I am currently trying to solve a problem where I need to minimise transport cost through the choice of vehicle (and how many of each choice) subject to a given demand.

The problem:

There are currently 3 vehicle sizes corresponding to their haulage capacity, an associated daily cost, and a daily demand.

I need an objective function that minimises the cost through the choice of vehicle whilst satisfying the sales demand, however, I do not know how to define an expression that is based on the number of vehicles used * the cost per day, as it depends on the weight.

Data:

# Vehicle capacity
truck_capacity_dict = {
    '7.5T': {'capacity': 7500},
    '12T': {'capacity': 12000},
    '44T': {'capacity': 44000}
}

# Vehicle daily costs
truck_capacity_dict = {
    '7.5T': {'rate': 350},
    '12T': {'rate': 660},
    '44T': {'rate': 2000}
}

# Daily demand 
sales_demand_tonnes = {
'2020-01-01': 300,
'2020-01-02': 293,
'2020-01-03': 176
}

Mathematically, this is similar to the below expression where the OF is to minimise the costs based on the choice of vehicle:

$$\min \sum V_{t, v} \cdot C_{t, v} \forall t \subset T, v \subset V$$

However, I do not know how to formulate an expression in python that determines how many vehicles are chosen, as this depends on the weight.

Answer 1

I suggest introducing $3n$ variables. Let $ c_{i} $ be the daily rate of each vehicle $i=1,2,3$.

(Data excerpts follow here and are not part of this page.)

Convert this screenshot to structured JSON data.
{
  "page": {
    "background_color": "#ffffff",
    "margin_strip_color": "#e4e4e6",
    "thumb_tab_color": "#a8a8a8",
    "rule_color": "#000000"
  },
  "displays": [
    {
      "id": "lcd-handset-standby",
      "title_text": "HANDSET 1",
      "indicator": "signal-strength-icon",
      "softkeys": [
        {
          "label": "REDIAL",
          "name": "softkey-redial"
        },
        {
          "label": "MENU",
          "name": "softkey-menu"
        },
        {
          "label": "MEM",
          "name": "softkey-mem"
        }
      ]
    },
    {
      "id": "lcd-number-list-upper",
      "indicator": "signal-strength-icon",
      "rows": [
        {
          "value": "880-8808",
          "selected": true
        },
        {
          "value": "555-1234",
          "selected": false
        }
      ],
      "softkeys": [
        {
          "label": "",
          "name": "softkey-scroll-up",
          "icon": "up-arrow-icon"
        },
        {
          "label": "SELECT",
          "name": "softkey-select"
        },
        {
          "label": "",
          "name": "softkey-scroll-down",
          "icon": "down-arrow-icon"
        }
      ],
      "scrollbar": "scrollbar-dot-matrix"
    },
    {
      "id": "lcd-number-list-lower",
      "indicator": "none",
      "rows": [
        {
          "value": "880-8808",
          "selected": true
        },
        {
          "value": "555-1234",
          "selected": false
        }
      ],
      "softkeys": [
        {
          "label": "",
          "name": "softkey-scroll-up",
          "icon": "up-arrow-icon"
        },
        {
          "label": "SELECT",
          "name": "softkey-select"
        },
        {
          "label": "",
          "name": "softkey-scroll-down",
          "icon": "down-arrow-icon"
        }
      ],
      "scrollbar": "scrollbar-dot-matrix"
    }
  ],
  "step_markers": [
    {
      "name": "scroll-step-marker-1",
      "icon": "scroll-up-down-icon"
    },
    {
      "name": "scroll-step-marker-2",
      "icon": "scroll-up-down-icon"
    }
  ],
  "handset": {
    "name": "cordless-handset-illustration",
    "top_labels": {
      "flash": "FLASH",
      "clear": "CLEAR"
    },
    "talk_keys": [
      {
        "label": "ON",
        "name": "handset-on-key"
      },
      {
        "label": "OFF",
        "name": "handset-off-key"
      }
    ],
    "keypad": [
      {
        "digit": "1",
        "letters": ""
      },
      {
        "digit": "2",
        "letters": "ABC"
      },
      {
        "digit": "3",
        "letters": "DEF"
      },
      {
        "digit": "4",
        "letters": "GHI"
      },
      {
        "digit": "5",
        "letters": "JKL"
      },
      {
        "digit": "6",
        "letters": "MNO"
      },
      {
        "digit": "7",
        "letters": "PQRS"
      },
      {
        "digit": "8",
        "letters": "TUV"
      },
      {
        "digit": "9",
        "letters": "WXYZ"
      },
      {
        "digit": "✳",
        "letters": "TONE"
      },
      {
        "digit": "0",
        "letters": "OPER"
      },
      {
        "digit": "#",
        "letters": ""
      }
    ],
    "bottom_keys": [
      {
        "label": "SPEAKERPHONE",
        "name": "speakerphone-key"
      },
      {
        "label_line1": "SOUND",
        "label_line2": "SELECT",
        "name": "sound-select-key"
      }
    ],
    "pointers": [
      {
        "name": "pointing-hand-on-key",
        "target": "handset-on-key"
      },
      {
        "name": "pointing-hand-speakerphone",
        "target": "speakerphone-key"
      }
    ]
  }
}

$ x_{i,j} $ designates the quantity of vehicles which will be used every day: the subscript $j$ indicates the day in interest. Supposing to consider $n$ days, we have $j=1, 2, \ldots, n$ days. Clearly, $ x_{i,j} $ is a non-negative integer numbe and $ x_{i,j}=0$ means that no vehicle of kind $i-th$ is used in $j-th$ day.

The total cost based on the number of vehicles used is $ \min \sum_{j=1}^n \sum_{j=1}^3 c_i \cdot x_{ij}$

Answer 2

I am not sure of the bounds of the problem, but I'll try to provide an answer.

Let's consider the following two sets: $$ V = \{v: vehicles\} \\ T = \{t: days\} $$ Now, we have the parameters you have provided, which I understand are the following:

$$ VCAP_v: \text{capacity of vehicle v} \\ VCOST_v: \text{cost of vehicle v}\\ D_t: \text{demand of day t} $$

The only decision variable is the number of trucks that you have to deploy (each day?) to meet the demands. Therefore.

$$ n_{t,v}: \text{integer variable that indicates the number of vehicles v that are deployed on day t} $$

You only have one constraint, which is the demand satisfaction constraint:

$$ \sum_{v\in V}{n_{t,v}VCAP_v} \geq D_t \qquad \forall t\in T$$

And the objective function is simply:

$$ \min z = \sum_{v\in V}\sum_{t\in T}n_{t,v}VCOST_v$$

If, on the other hand, you cannot change the election of trucks, this means, you have to decide which trucks to buy, the integer variable would lose a set ($t$).

If the question was however how to introduce integer variables, it depends on the progamming language. GAMS and Pyomo (I think) can directly establish a variable as integer. Otherwise, I think you have to manually use binary variables to establish the integer variables.